You don't see an annual report like Global Crossing's every day. But the fallen telecom company has trotted out one that richly details the conflict-of-interest offenses committed by a former accounting executive and scads of internal-control blunders at the company.
According to one of the rarest 10-Ks to come along in recent memory, Joseph Perrone, one time chief accountant and former vice president of Global Crossing, allegedly awarded a contract to a company owned and controlled by his son, Joseph Perrone Jr. This isn't the first time Joe Sr. has stumbled. He was singled out in a government filing for conflicts of interest several years ago.

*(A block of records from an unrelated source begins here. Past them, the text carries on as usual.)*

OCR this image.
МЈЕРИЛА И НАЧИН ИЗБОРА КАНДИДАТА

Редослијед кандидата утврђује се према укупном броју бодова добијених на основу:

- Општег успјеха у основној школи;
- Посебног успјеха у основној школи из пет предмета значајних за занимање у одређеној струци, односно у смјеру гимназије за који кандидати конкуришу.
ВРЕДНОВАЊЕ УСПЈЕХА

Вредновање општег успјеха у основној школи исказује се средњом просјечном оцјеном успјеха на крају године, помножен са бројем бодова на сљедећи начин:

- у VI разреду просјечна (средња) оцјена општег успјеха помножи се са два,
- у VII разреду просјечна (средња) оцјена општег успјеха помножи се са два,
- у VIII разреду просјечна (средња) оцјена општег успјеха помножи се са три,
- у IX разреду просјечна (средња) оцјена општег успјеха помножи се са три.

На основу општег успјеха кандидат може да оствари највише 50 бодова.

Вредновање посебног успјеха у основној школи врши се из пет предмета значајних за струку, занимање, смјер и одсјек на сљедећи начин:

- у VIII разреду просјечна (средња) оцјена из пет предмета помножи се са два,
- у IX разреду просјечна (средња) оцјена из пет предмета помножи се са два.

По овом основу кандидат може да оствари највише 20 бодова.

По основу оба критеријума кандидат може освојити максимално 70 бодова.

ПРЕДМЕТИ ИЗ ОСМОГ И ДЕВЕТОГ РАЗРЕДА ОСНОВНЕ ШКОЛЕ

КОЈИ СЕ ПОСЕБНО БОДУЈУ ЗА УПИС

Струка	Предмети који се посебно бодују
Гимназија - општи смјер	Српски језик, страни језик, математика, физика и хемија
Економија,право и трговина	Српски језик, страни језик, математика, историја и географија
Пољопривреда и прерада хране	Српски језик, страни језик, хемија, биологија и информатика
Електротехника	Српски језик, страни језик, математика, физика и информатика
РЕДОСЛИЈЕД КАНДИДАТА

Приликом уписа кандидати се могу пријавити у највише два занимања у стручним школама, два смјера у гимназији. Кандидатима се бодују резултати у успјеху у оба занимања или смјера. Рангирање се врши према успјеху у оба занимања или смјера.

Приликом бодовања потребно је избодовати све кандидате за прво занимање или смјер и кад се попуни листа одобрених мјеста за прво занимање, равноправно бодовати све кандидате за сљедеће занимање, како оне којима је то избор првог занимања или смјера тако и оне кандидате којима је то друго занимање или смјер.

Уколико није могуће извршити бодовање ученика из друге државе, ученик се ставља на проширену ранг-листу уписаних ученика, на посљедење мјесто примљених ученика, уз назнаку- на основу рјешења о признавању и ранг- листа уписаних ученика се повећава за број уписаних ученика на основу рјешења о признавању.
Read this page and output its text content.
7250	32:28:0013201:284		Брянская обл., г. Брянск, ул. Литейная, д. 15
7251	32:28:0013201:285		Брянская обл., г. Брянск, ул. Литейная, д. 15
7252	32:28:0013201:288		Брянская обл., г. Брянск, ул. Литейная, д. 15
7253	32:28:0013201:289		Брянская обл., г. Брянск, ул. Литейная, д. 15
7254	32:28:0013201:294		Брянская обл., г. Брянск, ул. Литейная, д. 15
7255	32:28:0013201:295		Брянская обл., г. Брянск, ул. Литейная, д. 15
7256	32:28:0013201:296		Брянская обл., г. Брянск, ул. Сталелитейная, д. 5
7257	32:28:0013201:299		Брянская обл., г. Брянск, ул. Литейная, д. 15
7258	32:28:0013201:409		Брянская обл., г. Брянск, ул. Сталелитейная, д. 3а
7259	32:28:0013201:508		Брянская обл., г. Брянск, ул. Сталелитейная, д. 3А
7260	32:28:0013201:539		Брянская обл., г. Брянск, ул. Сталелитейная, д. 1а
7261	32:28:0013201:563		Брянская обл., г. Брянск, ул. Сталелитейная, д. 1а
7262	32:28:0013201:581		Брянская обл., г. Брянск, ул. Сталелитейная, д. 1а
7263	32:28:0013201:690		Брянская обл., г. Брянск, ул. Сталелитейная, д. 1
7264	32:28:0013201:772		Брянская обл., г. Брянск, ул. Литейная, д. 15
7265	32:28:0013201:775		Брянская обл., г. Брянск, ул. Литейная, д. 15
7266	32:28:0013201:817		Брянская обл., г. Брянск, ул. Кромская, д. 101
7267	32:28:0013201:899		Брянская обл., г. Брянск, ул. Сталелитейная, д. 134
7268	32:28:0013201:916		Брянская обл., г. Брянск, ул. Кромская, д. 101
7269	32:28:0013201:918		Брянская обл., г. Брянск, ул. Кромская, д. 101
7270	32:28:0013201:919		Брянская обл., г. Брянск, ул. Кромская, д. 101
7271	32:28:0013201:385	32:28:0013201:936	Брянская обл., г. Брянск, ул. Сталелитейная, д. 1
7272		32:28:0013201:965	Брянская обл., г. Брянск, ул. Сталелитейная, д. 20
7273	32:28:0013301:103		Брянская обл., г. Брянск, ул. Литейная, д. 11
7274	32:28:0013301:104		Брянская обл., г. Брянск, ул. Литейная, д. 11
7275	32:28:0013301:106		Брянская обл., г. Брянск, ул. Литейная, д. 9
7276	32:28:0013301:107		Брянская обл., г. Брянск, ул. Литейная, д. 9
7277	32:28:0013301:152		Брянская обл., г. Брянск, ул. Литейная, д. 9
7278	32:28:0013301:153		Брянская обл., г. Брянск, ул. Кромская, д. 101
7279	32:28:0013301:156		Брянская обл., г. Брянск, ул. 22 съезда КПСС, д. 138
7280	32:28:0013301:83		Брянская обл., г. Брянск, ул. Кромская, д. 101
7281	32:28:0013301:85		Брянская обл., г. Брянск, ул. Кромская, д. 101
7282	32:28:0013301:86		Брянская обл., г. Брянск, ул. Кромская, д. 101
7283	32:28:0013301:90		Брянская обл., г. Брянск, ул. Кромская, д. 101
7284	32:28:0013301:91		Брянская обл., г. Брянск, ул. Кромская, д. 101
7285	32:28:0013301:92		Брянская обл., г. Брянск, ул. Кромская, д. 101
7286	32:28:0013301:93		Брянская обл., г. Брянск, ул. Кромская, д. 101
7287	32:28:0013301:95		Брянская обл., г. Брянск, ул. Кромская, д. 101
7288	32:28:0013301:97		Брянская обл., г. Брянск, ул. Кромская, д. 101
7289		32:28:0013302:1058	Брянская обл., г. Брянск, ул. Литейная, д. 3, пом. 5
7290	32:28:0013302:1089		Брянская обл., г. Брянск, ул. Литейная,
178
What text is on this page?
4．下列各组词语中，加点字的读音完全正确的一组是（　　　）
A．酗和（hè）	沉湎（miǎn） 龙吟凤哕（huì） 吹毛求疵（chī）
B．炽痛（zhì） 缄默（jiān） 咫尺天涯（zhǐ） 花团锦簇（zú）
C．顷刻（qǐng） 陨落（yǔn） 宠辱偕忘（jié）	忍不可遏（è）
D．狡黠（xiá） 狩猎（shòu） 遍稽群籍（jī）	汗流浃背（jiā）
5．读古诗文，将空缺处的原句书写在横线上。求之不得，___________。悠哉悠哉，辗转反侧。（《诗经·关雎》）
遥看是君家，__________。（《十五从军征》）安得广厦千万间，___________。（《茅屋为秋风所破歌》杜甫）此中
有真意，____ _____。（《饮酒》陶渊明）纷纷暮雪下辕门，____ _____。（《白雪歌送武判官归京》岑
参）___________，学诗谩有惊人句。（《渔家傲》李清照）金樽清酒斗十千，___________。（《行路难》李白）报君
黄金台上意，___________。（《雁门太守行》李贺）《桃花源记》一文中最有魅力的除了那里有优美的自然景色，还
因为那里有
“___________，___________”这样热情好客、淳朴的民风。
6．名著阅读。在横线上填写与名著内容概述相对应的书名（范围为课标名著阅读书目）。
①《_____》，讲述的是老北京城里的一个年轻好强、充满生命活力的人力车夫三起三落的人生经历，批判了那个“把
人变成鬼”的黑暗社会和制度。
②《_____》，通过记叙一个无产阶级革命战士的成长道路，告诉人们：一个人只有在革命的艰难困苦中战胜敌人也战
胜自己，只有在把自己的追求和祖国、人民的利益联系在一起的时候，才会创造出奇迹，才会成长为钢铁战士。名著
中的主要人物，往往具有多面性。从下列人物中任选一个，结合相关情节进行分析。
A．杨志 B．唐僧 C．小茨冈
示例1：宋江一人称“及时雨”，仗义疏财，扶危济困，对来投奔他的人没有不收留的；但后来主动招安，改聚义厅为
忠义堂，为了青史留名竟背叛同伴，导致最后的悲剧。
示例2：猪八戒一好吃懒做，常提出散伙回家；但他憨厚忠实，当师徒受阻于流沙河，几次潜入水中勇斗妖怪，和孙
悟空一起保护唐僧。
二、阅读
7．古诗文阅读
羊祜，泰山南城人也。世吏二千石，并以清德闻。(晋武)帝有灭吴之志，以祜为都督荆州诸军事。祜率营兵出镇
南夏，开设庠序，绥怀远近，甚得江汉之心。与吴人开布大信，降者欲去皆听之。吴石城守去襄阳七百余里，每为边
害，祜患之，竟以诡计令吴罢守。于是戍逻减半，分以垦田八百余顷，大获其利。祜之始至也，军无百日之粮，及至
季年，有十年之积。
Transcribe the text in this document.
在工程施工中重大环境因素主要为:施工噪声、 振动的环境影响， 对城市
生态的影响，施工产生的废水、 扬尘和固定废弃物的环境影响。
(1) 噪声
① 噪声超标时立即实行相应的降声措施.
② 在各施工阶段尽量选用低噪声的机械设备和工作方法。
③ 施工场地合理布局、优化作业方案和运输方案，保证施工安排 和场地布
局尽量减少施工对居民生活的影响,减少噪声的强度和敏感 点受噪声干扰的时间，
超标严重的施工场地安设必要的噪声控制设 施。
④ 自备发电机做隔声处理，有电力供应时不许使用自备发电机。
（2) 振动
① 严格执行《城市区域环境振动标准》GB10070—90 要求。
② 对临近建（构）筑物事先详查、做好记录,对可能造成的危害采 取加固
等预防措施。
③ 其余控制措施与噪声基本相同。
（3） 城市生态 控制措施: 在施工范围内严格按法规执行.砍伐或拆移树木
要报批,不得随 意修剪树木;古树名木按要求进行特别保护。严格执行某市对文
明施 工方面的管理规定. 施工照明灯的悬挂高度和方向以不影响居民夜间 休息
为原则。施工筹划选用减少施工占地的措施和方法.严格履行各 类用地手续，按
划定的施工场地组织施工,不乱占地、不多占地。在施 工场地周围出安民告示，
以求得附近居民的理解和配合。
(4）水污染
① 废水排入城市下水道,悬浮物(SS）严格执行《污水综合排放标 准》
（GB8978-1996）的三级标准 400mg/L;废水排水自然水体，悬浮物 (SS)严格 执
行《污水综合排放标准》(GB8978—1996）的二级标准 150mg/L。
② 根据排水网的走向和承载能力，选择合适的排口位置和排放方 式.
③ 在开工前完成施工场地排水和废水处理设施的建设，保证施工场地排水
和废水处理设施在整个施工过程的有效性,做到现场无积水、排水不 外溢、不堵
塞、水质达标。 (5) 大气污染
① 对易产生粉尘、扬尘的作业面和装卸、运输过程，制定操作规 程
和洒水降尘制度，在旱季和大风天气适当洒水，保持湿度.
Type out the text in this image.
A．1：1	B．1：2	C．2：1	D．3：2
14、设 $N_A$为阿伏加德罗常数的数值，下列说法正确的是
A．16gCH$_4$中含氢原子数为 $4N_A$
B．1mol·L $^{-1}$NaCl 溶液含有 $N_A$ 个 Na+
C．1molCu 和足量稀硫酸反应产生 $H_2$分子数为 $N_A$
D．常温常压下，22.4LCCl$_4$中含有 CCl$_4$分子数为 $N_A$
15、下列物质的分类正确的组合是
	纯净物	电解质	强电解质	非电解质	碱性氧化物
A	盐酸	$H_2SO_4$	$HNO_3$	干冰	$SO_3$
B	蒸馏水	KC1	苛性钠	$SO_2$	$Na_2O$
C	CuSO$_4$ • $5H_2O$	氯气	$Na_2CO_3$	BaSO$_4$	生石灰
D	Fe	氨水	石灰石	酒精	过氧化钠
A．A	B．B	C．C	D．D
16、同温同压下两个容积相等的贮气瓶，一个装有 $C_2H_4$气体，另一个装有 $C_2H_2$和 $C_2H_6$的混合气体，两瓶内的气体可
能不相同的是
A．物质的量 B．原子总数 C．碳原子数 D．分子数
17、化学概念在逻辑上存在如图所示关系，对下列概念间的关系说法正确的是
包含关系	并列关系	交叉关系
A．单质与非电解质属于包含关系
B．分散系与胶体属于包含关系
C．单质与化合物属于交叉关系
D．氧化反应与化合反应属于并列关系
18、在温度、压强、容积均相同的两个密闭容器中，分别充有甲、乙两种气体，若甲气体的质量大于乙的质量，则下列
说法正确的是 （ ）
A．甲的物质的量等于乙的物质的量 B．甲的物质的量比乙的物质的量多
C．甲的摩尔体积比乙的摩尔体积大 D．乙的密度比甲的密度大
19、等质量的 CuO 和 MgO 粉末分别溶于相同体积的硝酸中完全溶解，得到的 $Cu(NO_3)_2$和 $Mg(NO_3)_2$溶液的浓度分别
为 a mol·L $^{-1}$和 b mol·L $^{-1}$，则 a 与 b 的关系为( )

The annual report recounts that Joe Jr.'s company, Withit.com, was hired to integrate, implement, and co-market a one-way Internet-protocol-based voice extension product that Global Crossing intended to market to the financial services industry. For the services, Global Crossing paid Withit a total of $740,000, including a first installment of $250,000 and another $250,000 in December 2001. The company also shelled out $125,000 for out-of-pocket expenses incurred for equipment bought for the Internet project, plus $115,000 for support and consulting services.
Budgetary constraints and a change in product development strategy nixed the project, and Global Crossing never implemented or marketed the voice-extension offering.
By April 2002, an independent committee of Global Crossing's board revealed that Perrone had influenced the decision to enter into the agreement with Withit, "in a manner the committee deemed inappropriate," the annual report noted. As a result, the board of directors penalized Perrone $325,000 and reassigned him to other duties within Global Crossing.
"Although Mr. Perrone disagreed with the committee's findings ... he paid this amount in full [before he left the company] by consenting to our withholding a portion of quarterly and annual cash bonus payments otherwise due him," noted the filing.
The Global Crossing annual report also pointed out that prior to that relationship, the telecom company subleased about 4,125 square feet of office space in Chicago to Withit for about two years at a monthly rent of about $4,500. In late 2001, Withit owed about $32,000 in back rent, although, the company paid all arrearages in full when the lease terminated in July 2002.
The 10-K also provided a laundry list of internal-control shortcomings identified by Global Crossing's new auditor, Grant Thorton (Anderson had been the company's original auditor). They include:
- Authorization, accounting for and disclosure of certain related party transactions;
- Maintenance of documentation and recordkeeping for certain non-recurring, significant transactions;
- Delays in filing reports with the SEC and staffing of personnel related to SEC reporting;
- Deficiencies with respect to information system security;
- Misapplication of U.S. GAAP, resulting in the restatements described in this annual report on Form 10-K;
- Manual invoicing inaccuracies in the billing departments of certain subsidiaries.
Officials at Grant Thornton deemed the internal-control problems "significant deficiencies" that, in the aggregate, constitute "material weaknesses" under American Institute of Certified Public Accountants standards, according to the 10-K.
But partners at the accounting firm also advised the Global Crossing audit committee that the internal-control deficiencies do not affect Grant Thornton's unqualified report on its consolidated financial statements.
Friedman's CFO Resigns
Friedman's Inc., which is embroiled in an accounting scandal, has named Richard Cartoon CFO. He replaced Victor M. Suglia, who resigned after a leave of absence.
The announcement comes less than a week after Cartoon was named interim financial consultant, about the same time that Bradley Stinn resigned as chief executive.
Last month, the SEC launched a formal investigation of the company related to a lawsuit filed by Capital Factors Inc., against Cosmopolitan Gem Corp. (a former vendor of Friedman's) and a number of other defendants, including Friedman's, Crescent Jewelers and Whitehall Jewelers.
Friedman's officials also announced the company would restate its results back to at least fiscal 2000 based on concerns related to its accounting of bad debt and losses. In addition, the company's auditor, Ernst & Young, withdrew its audit opinions on previously filed annual financial statements.
Cartoon has more than 28 years of financial and strategic experience. For the past two years, he served as executive vice president and CFO of Lodgian, Inc. From 1986 to 1999, Cartoon served as Senior Manager and then Partner with Ernst & Young's Restructuring and Reorganization Group.